La apertura quedó en manos de Umbrío, quienes llegaron con una formación reducida debido a la ausencia de su bajista por problemas de salud. Sin embargo, aquello jamás se sintió como una desventaja. El dúo compuesto por O en guitarra y voces junto a Avernal Vulture M.E. en batería levantó una muralla sonora brutal, fría y despiadada. Con un corpse paint que se camuflaba con las ramas de los árboles que se remecen en Los Niches y una interpretación absolutamente intensa, repasaron composiciones de Proclamación al Vórtice de los Tiempos (2023) y Quintaesencia Nocturna (2025), ofreciendo un black metal extremo, directo y sin concesiones que parecía fundirse con la lluvia y el viento que seguían azotando el exterior.
La espera terminaba con los anfitriones. Tregul apareció finalmente sobre el escenario presentando, por primera vez tras el accidente doméstico sufrido por Cesos, a su formación completa: Caudal en voz y guitarra, Cesos y Sereno en guitarras, Altum en bajo y Encino en batería. La configuración de la alineación íntegra aportó una energía especial a una presentación.
El recorrido por su repertorio incluyó gran parte del material de Sol Negro, pasando por canciones como «Suelto de Tristeza», «Fui», «El Abismo del Yo», «Oculto», «Vela» y «Tronos», sumado a antiguas y nuevas composiciones como: “Deseo Ciego” y “Callando el Silencio”, donde cada una encontró una respuesta silenciosa pero intensa del público, que vivía el concierto con la misma introspección que transmiten las canciones.
Los momentos más memorables llegaron y fueron presentados como un lujo por parte de Caudal. Primero con la aparición de Peter, integrante de la primera formación de Tregul, quien regresó para interpretar «Tu Piel en Mí». Su voz despertó una inevitable nostalgia entre quienes conocieron aquellos primeros años de la banda.

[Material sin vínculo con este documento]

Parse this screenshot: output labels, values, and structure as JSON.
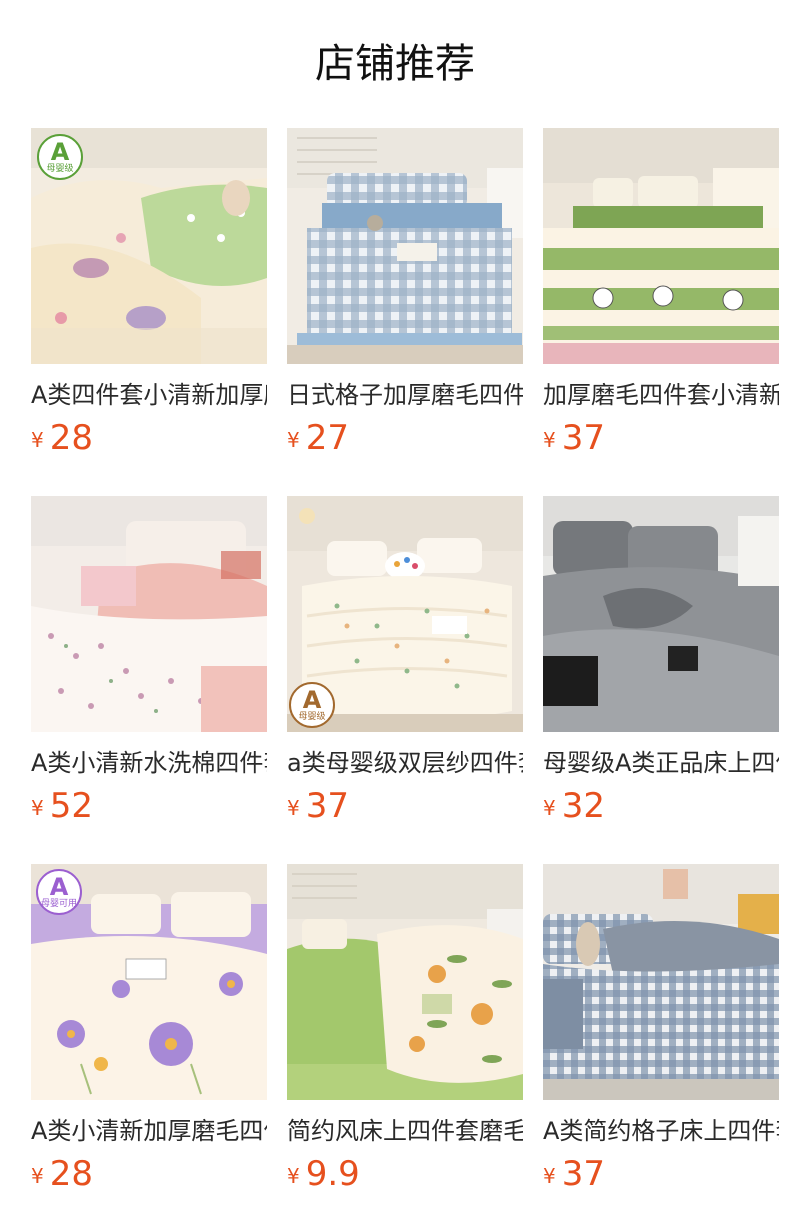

La segunda sorpresa terminó convirtiéndose en uno de esos instantes irrepetibles. «Niche», de Uaral, sonó por primera vez en un formato eléctrico, metalero y con su letra en Español. Lejos de la versión acústica original, la interpretación que arrancó con su recordado “Hágale” por parte de Caudal, conservó intacta su carga emocional y provocó uno de los momentos más conmovedores de la noche. Muchos de los presentes jamás habían tenido la posibilidad de escuchar una composición de Uaral en vivo, haciendo de aquella interpretación un regalo inesperado para todos quienes compartían ese espacio.
Más allá de las bandas, «Tierra de Malezas» demostró que un evento se construye también gracias al público y a quienes trabajan lejos del escenario. Familiares y amigos llegados desde Valdivia, Concepción, Curicó, Rancagua, Valparaíso y Santiago hicieron posible cada detalle: desde el acceso y la recepción de los invitados, el montaje eléctrico, mantener el fuego ardiendo, la atención de la barra, la preparación de la comida, hasta cada gesto de hospitalidad que permitió que el encuentro fluyera con absoluta naturalidad. Nada parecía improvisado, aunque todo conservaba ese encanto auténtico de una reunión organizada con cariño entre personas cercanas.
Cuando las últimas notas se apagaron, la lluvia seguía cayendo sobre la madera húmeda de la casa. Algunos continuaban conversando alrededor del fuego, otros compartían un último plato caliente o un brindis antes de emprender el regreso. No había sensación de haber asistido a un concierto cualquiera, sino de haber sido parte de una experiencia difícil de repetir.
Porque «Tierra de Malezas» no fue solamente una fecha de metal. Fue una noche donde el frío, la lluvia, el fuego, la amistad y la música convivieron bajo un mismo techo, recordándonos que, a veces, los mejores escenarios no son los más grandes, sino aquellos donde cada persona presente termina sintiéndose parte de la misma hermandad.